Korean NLP finally gets its GLUE
A proper benchmark for Korean language models, because comparing models on vibes wasn't cutting it anymore.

What it does
KLUE is an 8-task benchmark for Korean NLP—think GLUE or SuperGLUE, but for a language that existing benchmarks mostly ignore. It ships with datasets, evaluation metrics, fine-tuning recipes, and two pretrained models (KLUE-BERT and KLUE-RoBERTa) so you can actually reproduce baselines instead of guessing.
The interesting bit
The project was built with unusual care for a benchmark: explicit design principles around accessibility, annotation quality, and even AI ethics. The baseline table is refreshingly honest—KLUE’s own models don’t sweep every category, and you can see exactly where XLM-R-large still wins or where koELECTRA edges them out.
Key highlights
- 8 tasks covering classification, similarity, inference, NER, relation extraction, dependency parsing, reading comprehension, and dialogue state tracking
- Pretrained models on Hugging Face Hub in four sizes (including a deliberately small RoBERTa for resource-constrained work)
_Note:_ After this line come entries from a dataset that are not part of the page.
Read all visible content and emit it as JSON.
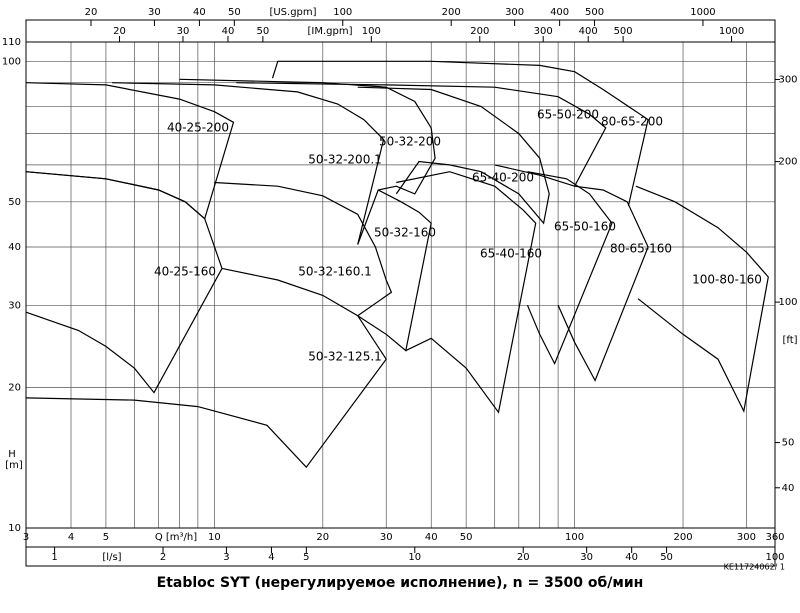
{
  "chart_data": {
    "type": "line",
    "title": "Etabloc SYT (нерегулируемое исполнение), n = 3500 об/мин",
    "code": "KE11724062/ 1",
    "x_label": "Q [m³/h]",
    "y_label": "H",
    "y_unit": "[m]",
    "xscale": "log",
    "yscale": "log",
    "grid": true,
    "xlim": [
      3,
      360
    ],
    "ylim": [
      10,
      110
    ],
    "xticks": [
      3,
      4,
      5,
      10,
      20,
      30,
      40,
      50,
      100,
      200,
      300,
      360
    ],
    "yticks": [
      10,
      20,
      30,
      40,
      50,
      100,
      110
    ],
    "minor_xgrid": [
      6,
      7,
      8,
      9,
      60,
      70,
      80,
      90
    ],
    "minor_ygrid": [
      60,
      70,
      80,
      90
    ],
    "secondary_axes": [
      {
        "label": "[US.gpm]",
        "position": "top",
        "lim": [
          13.2,
          1585
        ],
        "ticks": [
          20,
          30,
          40,
          50,
          100,
          200,
          300,
          400,
          500,
          1000
        ]
      },
      {
        "label": "[IM.gpm]",
        "position": "top-inner",
        "lim": [
          11,
          1320
        ],
        "ticks": [
          20,
          30,
          40,
          50,
          100,
          200,
          300,
          400,
          500,
          1000
        ]
      },
      {
        "label": "[l/s]",
        "position": "bottom",
        "lim": [
          0.833,
          100
        ],
        "ticks": [
          1,
          2,
          3,
          4,
          5,
          10,
          20,
          30,
          40,
          50,
          100
        ]
      },
      {
        "label": "[ft]",
        "position": "right",
        "lim": [
          32.8,
          360.9
        ],
        "ticks": [
          40,
          50,
          100,
          200,
          300
        ]
      }
    ],
    "series": [
      {
        "name": "40-25-200",
        "color": "#000000",
        "x": [
          3,
          5,
          8,
          10,
          11.3,
          9.4,
          8.3,
          7,
          5,
          3
        ],
        "values": [
          90,
          89,
          83,
          78,
          74,
          46,
          50,
          53,
          56,
          58
        ]
      },
      {
        "name": "40-25-160",
        "color": "#000000",
        "x": [
          3,
          5,
          7,
          8.3,
          9.4,
          10.5,
          6.8,
          6,
          5,
          4.2,
          3
        ],
        "values": [
          58,
          56,
          53,
          50,
          46,
          36,
          19.5,
          22,
          24.5,
          26.5,
          29
        ]
      },
      {
        "name": "50-32-125.1",
        "color": "#000000",
        "x": [
          10.5,
          15,
          20,
          25,
          30,
          18,
          14,
          9,
          6,
          3
        ],
        "values": [
          36,
          34,
          31.5,
          28.5,
          23,
          13.5,
          16.6,
          18.2,
          18.8,
          19
        ]
      },
      {
        "name": "50-32-160.1",
        "color": "#000000",
        "x": [
          10,
          15,
          20,
          25,
          28,
          30,
          31,
          25
        ],
        "values": [
          55,
          54,
          51.5,
          47,
          40,
          34,
          32,
          28.5
        ]
      },
      {
        "name": "50-32-200.1",
        "color": "#000000",
        "x": [
          5.2,
          10,
          17,
          22,
          26,
          29.5,
          25
        ],
        "values": [
          90,
          89,
          86,
          81,
          75,
          68,
          40.5
        ]
      },
      {
        "name": "50-32-200",
        "color": "#000000",
        "x": [
          8,
          20,
          30,
          36,
          40,
          41,
          36,
          32,
          28.5,
          25
        ],
        "values": [
          91.5,
          90,
          88,
          82,
          72,
          62,
          52,
          54,
          53,
          40.5
        ]
      },
      {
        "name": "50-32-160",
        "color": "#000000",
        "x": [
          28.5,
          33,
          37,
          40,
          34,
          30,
          25
        ],
        "values": [
          53,
          50,
          47.5,
          45,
          24,
          26,
          28.5
        ]
      },
      {
        "name": "65-40-200",
        "color": "#000000",
        "x": [
          25,
          40,
          55,
          70,
          80,
          85,
          82,
          70,
          55,
          45,
          37,
          32
        ],
        "values": [
          88,
          87,
          80,
          70,
          62,
          52,
          45,
          52,
          58,
          60,
          61,
          52
        ]
      },
      {
        "name": "65-40-160",
        "color": "#000000",
        "x": [
          32,
          45,
          60,
          72,
          78,
          61.5,
          50,
          40,
          34
        ],
        "values": [
          55,
          58,
          54,
          48,
          45,
          17.7,
          22,
          25.5,
          24
        ]
      },
      {
        "name": "65-50-200",
        "color": "#000000",
        "x": [
          11.5,
          30,
          60,
          90,
          110,
          122,
          100,
          80,
          60
        ],
        "values": [
          90,
          89,
          88,
          84,
          77,
          72,
          54,
          57,
          60
        ]
      },
      {
        "name": "65-50-160",
        "color": "#000000",
        "x": [
          74,
          95,
          110,
          127,
          88,
          80,
          74
        ],
        "values": [
          58,
          56,
          52,
          45,
          22.5,
          26,
          30
        ]
      },
      {
        "name": "80-65-200",
        "color": "#000000",
        "x": [
          14.5,
          15,
          40,
          80,
          100,
          120,
          160,
          141
        ],
        "values": [
          92,
          100,
          100,
          98,
          95,
          87,
          75,
          49
        ]
      },
      {
        "name": "80-65-160",
        "color": "#000000",
        "x": [
          100,
          120,
          140,
          160,
          114,
          100,
          90
        ],
        "values": [
          54,
          53,
          50,
          40,
          20.7,
          25,
          30
        ]
      },
      {
        "name": "100-80-160",
        "color": "#000000",
        "x": [
          148,
          190,
          250,
          300,
          345,
          295,
          250,
          200,
          150
        ],
        "values": [
          54,
          50,
          44,
          39,
          34.5,
          17.8,
          23,
          26,
          31
        ]
      }
    ]
  }
}
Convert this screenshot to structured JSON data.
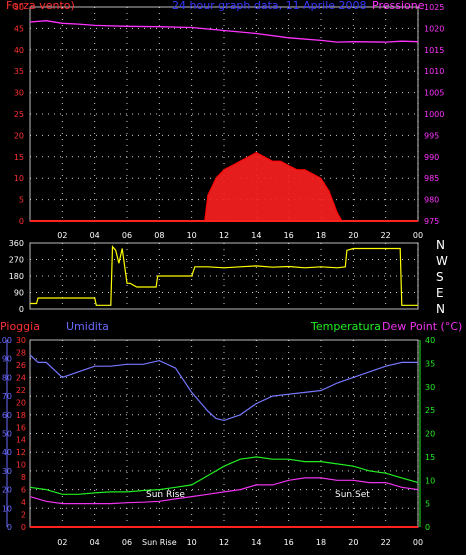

- CC BY-SA 4.0 license—actually open, not “open” with a 47-page clickthrough
- Active leaderboard with submission guidelines
- Backed by a small consortium of Korean industry and academia (Upstage, NAVER, KAIST, NYU, etc.)
Caveats
- The README is sparse on dataset construction details; the paper is the real source of truth
- No code visible in the repo itself—this appears to be a documentation and results hub, not an implementation
Verdict
Worth bookmarking if you work on Korean NLP or need to evaluate multilingual models fairly on Korean. Skip it if you’re looking for novel architectures or training code—this is infrastructure, not invention.